I call Dr Paul Carson, an allergist who works in Dublin's Slievemore Clinic, for advice. He explains that dust mites and pet hair are the most important cause of allergy problems. And because they may not always be avoided it's best to minimise the "allergy load" in your home.

How often should I wash my bed linen?

Here comes the science bit and it's not comforting. Mites live comfortably in mattresses, pillows, duvets, blankets, carpets, soft furnishings, curtains and similar fabrics. Female mites lay up to 50 eggs, with a new generation produced every three weeks. Each mite produces about 20 waste particles every day.

Dr Carson says people who have tested positive for dust allergies must put in place a more comprehensive regime which involves completely stripping beds and airing mattresses once a week, buying low-allergy pillows and keeping soft toys to a minimum.

He says that it's not a good idea to let animal hair build up on soft furnishings as while you might not be allergic to it, a caller to your home may well be. In an ideal world, he says, animals would never be allowed in bedrooms.

According to Dr Carson, allergies are on the increase. "One of the reasons why experts think there's such an increase in allergies is because everything is so hygienic. There was none of this anti-bacterial stuff when I was growing up. It's a modern phenomenon. The specialists that investigate this believe that the over-sanitisation of society means children are not being exposed to bacteria and allergies are forming," he says. I'm starting to feel that my mantra of "it'll do" is actually OK. A phrase my mother used to use when we were children comes to mind when she would differentiate between "clean dirt" and the real nasty kind.

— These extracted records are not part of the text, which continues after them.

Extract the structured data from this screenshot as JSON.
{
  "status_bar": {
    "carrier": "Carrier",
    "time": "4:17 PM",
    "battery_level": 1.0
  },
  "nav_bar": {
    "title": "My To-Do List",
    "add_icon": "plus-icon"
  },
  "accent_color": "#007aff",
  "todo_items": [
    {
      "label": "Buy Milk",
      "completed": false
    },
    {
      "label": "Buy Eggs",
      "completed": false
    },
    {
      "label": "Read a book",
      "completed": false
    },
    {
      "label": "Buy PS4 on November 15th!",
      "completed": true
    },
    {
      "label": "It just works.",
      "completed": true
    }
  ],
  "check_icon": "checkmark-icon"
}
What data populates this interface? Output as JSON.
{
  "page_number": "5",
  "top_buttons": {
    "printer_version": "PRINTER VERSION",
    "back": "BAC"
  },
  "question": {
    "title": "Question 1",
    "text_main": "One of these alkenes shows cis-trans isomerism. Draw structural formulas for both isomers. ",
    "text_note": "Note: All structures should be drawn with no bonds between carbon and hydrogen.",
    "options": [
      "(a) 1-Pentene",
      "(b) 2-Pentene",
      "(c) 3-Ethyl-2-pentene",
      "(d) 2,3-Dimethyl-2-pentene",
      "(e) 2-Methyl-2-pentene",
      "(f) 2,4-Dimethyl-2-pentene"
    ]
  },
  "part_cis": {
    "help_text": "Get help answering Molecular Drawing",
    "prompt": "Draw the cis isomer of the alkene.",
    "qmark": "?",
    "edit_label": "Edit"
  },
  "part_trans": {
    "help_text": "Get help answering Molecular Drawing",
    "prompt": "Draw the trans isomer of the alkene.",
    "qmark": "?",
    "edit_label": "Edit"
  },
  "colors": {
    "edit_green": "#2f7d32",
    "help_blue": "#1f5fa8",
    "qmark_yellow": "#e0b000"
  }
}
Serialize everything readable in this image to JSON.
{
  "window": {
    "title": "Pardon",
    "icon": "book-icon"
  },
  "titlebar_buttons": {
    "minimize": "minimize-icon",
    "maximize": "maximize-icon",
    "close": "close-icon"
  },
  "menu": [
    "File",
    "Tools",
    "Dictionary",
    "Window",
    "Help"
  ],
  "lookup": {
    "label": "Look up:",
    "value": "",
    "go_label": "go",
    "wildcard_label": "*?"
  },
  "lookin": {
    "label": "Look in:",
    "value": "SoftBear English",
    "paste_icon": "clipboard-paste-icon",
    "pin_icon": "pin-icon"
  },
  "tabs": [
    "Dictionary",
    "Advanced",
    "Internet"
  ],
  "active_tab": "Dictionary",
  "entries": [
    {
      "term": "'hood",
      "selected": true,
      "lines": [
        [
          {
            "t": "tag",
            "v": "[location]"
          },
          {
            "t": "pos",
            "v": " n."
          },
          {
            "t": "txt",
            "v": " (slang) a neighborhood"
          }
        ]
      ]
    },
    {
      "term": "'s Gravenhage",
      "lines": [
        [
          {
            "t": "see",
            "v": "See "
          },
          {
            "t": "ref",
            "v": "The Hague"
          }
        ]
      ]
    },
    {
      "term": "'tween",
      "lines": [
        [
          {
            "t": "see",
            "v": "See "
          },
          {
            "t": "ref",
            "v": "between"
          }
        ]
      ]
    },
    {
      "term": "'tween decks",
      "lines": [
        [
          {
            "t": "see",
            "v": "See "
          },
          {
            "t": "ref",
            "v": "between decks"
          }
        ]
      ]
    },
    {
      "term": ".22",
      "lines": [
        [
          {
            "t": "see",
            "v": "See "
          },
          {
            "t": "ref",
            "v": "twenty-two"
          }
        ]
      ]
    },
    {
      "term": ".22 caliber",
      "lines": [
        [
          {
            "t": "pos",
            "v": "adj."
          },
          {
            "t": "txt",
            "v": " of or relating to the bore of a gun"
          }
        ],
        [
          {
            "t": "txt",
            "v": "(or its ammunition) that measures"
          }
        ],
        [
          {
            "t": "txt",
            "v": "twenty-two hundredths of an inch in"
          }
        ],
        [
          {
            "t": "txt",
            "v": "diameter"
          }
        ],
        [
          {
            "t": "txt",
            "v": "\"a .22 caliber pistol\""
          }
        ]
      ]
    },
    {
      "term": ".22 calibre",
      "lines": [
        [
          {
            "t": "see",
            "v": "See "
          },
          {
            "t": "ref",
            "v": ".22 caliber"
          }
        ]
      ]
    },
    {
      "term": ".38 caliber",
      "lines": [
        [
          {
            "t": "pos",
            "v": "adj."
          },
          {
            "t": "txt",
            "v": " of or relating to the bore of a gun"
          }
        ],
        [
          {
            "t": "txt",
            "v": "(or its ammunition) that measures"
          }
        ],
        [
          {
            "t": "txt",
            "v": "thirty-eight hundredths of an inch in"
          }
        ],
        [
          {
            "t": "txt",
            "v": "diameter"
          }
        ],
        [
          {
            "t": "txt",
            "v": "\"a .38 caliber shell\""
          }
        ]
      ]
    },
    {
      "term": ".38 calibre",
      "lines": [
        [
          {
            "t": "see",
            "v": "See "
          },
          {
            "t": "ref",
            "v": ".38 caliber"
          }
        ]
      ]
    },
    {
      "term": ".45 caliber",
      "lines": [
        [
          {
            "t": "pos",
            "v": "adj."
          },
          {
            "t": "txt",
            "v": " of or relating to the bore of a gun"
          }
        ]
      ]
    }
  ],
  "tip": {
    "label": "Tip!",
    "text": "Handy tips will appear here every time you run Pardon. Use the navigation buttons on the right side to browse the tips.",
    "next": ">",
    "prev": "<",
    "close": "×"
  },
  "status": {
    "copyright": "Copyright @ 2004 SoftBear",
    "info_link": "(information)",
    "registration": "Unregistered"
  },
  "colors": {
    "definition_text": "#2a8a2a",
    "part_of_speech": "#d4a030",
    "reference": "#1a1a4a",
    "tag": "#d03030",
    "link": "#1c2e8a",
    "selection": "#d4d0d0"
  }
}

How often should I throw out my pillow?

Sleep expert Lucy Wolfe is also adamant that a bedroom environment should not be a place overburdened with distractions. It should be cool, comfortable and dark and not full of clutter. Her advice is that mattresses should be replaced every seven to ten years and pillows every two and all bedding should be laundered weekly.

It looks like I'm doing well in some areas and not so well in others. I think the simplest thing is to break things down into manageable parts reminding myself that Rome wasn't built in a day. I'll start with a cup of tea before taking on the odd sock drawer.


And lastly to the bedrooms. I fall down spectacularly here, largely because I refuse to get rid of any of my clothes. If one's bedroom is meant to be a space of relaxing calm with muted tones of dove grey, mine is a riot of colour with dresses hanging inside and outside my overflowing wardrobe. It would literally kill me to part with a single dress, even if I haven't worn it in years. I fear Marie Kondo, whose best-selling book, The Life-Changing Magic of Tidying invites self-purging of stuff, would run a mile from me.

There's science to back up all this tidying. In 2011, researchers at Princeton University found that clutter can actually make it more difficult to focus on a particular task. Specifically, they found that the visual cortex can be overwhelmed by task-irrelevant objects, making it harder to allocate attention and complete tasks efficiently.

Decluttering experts Frances Murphy and Mary Shannon from Cork, who set up mnfdecluttering.com - a decluttering service - several years ago, say for most people, the bedroom is the worst place in the house and they advise people to start there.

Their advice is simple: don't put stuff in bags - put it away properly. They believe if you can't see stuff hanging in the wardrobe, there's too much in there.

They suggest that not only is tidying and making space in your bedroom good for aesthetics, it's also therapeutic and frees people from the burden of simply having too much stuff. When they go to someone's house - in some cases people have clothes they haven't worn in over 20 years - the decluttering is like an unravelling of all their psychological baggage, says Frances.